All of the numbers for Chapman will matter in more ways than one this year with free agency looming in the fall. Manny Machado’s $350-million, 11-year extension agreement with the San Diego Padres sets him up to not only be the best third baseman on the market by a wide margin, but one of the best offensive players available, too.
Chapman, the player-union rep for the Oakland Athletics during the lockout and for the Blue Jays last year, was heartened by the number of big contracts handed out during the off-season, saying “it shows that these teams have money and aren't afraid to go over the (competitive balance tax) threshold.”
Given the worrying market trends leading into the lockout and compounded by the effects of the COVID pandemic, “it’s definitely nice to know that there are teams willing to spend money and that free agents are going to get paid as long as you take care of your business.”
Chapman is intent on doing that and worth noting is that prior to the 2020 season, he turned down a $150-million, 10-year contract extension from the Athletics, as Ken Rosenthal of The Athletic reported last spring.
Making it to free agency “is an accomplishment in itself,” he says and adds that “I'm proud that I didn't sign that deal before in Oakland. And I'm proud that I've made it to this point in my career and that everything's going to be OK.”
Still, Chapman stresses that he doesn’t “want this conversation to come off like that's my focus because that's not my focus. My focus is on winning baseball games for this team. I love being a Blue Jay and I love being here. That’s where my focus is.”
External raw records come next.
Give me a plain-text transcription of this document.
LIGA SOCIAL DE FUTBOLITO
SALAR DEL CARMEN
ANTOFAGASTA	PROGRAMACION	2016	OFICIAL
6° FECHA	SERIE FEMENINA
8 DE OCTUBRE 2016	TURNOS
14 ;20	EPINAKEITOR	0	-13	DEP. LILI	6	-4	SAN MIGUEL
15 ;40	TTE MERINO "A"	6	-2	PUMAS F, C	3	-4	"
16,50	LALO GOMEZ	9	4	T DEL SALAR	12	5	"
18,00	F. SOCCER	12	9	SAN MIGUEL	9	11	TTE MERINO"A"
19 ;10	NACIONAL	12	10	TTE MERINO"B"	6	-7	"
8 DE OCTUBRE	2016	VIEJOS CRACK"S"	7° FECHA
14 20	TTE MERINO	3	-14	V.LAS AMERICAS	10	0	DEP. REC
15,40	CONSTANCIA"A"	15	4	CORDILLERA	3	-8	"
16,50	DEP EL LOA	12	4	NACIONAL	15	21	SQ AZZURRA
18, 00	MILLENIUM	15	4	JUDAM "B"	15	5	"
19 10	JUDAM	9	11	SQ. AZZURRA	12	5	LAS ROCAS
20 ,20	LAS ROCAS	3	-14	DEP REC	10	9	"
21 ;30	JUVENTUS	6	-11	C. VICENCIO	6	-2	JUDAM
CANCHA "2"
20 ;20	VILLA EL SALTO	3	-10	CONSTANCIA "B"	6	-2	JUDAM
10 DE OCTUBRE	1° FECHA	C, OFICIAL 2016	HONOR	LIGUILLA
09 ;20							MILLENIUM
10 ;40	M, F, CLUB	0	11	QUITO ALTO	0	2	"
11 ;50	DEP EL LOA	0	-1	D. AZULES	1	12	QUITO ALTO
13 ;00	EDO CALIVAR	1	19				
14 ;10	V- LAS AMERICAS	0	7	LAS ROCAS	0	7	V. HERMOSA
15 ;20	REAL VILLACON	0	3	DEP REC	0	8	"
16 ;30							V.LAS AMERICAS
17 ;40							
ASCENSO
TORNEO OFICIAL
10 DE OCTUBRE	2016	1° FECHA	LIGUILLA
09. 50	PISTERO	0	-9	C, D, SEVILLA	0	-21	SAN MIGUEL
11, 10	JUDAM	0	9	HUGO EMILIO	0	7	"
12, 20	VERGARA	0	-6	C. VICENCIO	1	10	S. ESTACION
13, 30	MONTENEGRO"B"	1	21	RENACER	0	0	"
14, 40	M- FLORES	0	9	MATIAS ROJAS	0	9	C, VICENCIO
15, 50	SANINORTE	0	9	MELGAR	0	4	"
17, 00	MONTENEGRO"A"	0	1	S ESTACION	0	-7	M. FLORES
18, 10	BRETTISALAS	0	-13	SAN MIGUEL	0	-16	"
Whether there’s a future for him with the Blue Jays beyond this season will play out over time, but there should be no doubt about how invested he is.
Now in his second season with the club after arriving in a post-lockout trade last spring, Chapman feels more comfortable in his surrounding having earned the respect of his teammates. Especially early on in 2022, “I didn't feel like I had the right to speak up about certain things … I didn't want to come off as some new guy that wants to just come in and bark orders or anything like that.”
The familiarity he enjoys this spring frees him to be himself, to where “I can just talk to guys more, help lead guys more, help my teammates out in any way that they need, be there for them, pick guys up and move this team forward in any way I can.”
A part of that is the collective emphasis on the finer points of the game and the maturity that’s been a talking point throughout camp so far. He defines that growth as “just being professional, knowing what is expected of you when you want to be on a winning baseball team.”
“Being able to look yourself in the mirror and know that you're doing everything you can to help this team on a daily basis,” Chapman continues. “Being able to communicate with your teammates, make each other better, holding each other accountable, little things like that. Last year we relied on talent a lot and let a few of those slip through the cracks. Sometimes those things catch up with you in the end. For us this year, it’s tightening up those little things that will eventually lead us to being able to capitalize in the moments we’re supposed to.”
There will be plenty riding on the ability to do precisely that for both Chapman and the Blue Jays.